As I outlined to the Leader of the Opposition in the question she asked earlier, some of the people who are there are there because they raped people or broke into someone's house and repeatedly assaulted someone in their home or because they committed arson and burnt down houses. We need an incarceration system for the worst of offences. We have to. All those services are there for people. The reason that some people have been moved into another unit is that they destroyed their cells. We cannot keep them there because there is nowhere to keep them. Somehow they managed to destroy them. It is really quite remarkable how they did it, but they did. When they are released into the broader prison population, they disrupt 90 per cent of the young people there who want to partake in recreational, educational and other opportunities. Some of the detainees who moved into unit 18 assaulted the other detainees when they were engaged in recreational activities or were in the yard. Some of them have committed scores of assaults on youth custodial officers. What are we to do? Are we to just say there is no consequence for that and release them into the community? If someone has a magical solution to that, please tell me, because all I hear is people saying, ''Don't detain them.'' If we do not detain people in that environment for committing those sorts of offences, all we will have is more people in the broader community broken into, assaulted, harmed and that sort of thing, so we have to try to put in place measures to deal with people and help them get back on track, which is exactly what we are doing.
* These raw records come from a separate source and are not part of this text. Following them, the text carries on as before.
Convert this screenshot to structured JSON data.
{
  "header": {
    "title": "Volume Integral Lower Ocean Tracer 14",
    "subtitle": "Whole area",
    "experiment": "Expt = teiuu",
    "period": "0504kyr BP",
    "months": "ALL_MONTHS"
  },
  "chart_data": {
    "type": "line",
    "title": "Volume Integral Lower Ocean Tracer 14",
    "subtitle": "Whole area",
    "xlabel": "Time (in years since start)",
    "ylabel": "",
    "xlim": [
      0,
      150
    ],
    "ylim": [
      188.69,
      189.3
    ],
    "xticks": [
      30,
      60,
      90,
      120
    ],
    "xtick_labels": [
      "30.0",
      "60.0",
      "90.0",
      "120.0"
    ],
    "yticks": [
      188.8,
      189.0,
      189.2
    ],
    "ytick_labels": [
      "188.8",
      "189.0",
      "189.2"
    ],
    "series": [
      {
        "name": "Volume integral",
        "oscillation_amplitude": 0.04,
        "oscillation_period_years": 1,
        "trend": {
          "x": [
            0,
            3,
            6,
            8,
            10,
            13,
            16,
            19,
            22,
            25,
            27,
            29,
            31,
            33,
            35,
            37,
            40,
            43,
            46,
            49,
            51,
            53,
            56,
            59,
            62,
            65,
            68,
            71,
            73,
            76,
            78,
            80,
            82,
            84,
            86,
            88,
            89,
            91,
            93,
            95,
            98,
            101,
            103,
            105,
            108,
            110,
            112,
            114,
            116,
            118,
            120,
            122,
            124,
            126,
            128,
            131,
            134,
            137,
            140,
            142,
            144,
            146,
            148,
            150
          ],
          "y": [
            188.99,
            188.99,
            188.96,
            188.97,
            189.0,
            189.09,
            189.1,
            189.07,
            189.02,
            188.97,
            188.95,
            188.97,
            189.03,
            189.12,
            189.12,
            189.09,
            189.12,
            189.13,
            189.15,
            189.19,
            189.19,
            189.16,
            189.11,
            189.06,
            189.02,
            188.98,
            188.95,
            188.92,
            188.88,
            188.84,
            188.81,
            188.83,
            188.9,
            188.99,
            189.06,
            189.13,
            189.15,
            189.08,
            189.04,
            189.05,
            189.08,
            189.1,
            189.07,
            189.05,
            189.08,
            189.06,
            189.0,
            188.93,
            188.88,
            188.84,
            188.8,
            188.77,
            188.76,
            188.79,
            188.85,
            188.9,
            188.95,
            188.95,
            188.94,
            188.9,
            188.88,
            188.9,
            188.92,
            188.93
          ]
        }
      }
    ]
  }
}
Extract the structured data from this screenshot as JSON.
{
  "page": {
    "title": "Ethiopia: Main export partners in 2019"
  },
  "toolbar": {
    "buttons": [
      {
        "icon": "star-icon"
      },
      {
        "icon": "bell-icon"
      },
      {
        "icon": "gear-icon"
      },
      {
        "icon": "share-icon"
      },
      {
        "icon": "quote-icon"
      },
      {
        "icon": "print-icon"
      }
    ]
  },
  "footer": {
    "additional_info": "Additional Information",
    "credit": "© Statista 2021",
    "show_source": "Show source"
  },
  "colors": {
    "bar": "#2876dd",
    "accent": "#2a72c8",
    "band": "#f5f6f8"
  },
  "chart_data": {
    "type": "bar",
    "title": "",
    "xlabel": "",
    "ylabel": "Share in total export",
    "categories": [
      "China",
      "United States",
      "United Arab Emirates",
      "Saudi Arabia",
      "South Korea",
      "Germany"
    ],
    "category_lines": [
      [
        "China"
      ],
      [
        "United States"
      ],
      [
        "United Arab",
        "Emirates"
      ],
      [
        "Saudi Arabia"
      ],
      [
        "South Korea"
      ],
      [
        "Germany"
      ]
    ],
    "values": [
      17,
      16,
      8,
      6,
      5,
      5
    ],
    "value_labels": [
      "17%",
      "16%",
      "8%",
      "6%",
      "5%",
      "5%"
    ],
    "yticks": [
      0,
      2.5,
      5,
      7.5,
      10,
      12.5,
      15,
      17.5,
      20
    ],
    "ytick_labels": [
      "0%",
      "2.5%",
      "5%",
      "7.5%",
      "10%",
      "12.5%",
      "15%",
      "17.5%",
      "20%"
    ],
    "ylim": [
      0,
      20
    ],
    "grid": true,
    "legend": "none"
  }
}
I note the minister advises—I have heard it a number of times—that the number of young people in detention has come down significantly. We have actually reduced the number because we put in place the Target 120 measures in the community and a lot of additional community welfare measures. We even backfilled the funding for the police and community youth centres. We are putting in place an on-country facility in the Kimberley so that the young people in the Kimberley, Pilbara and perhaps the goldfields will be able to go to a pastoral station for supervised attention and care, as opposed to coming to Banksia Hill. We are putting in place those measures. They do not get any attention because people just want to yell from the rooftops without taking into account what is occurring in the system to improve it for the young people. I want to say this to the Leader of the Opposition: we will continue to have a system that tries to get young people back on track, but we are also going to protect the public as best we can because innocent people deserve protection.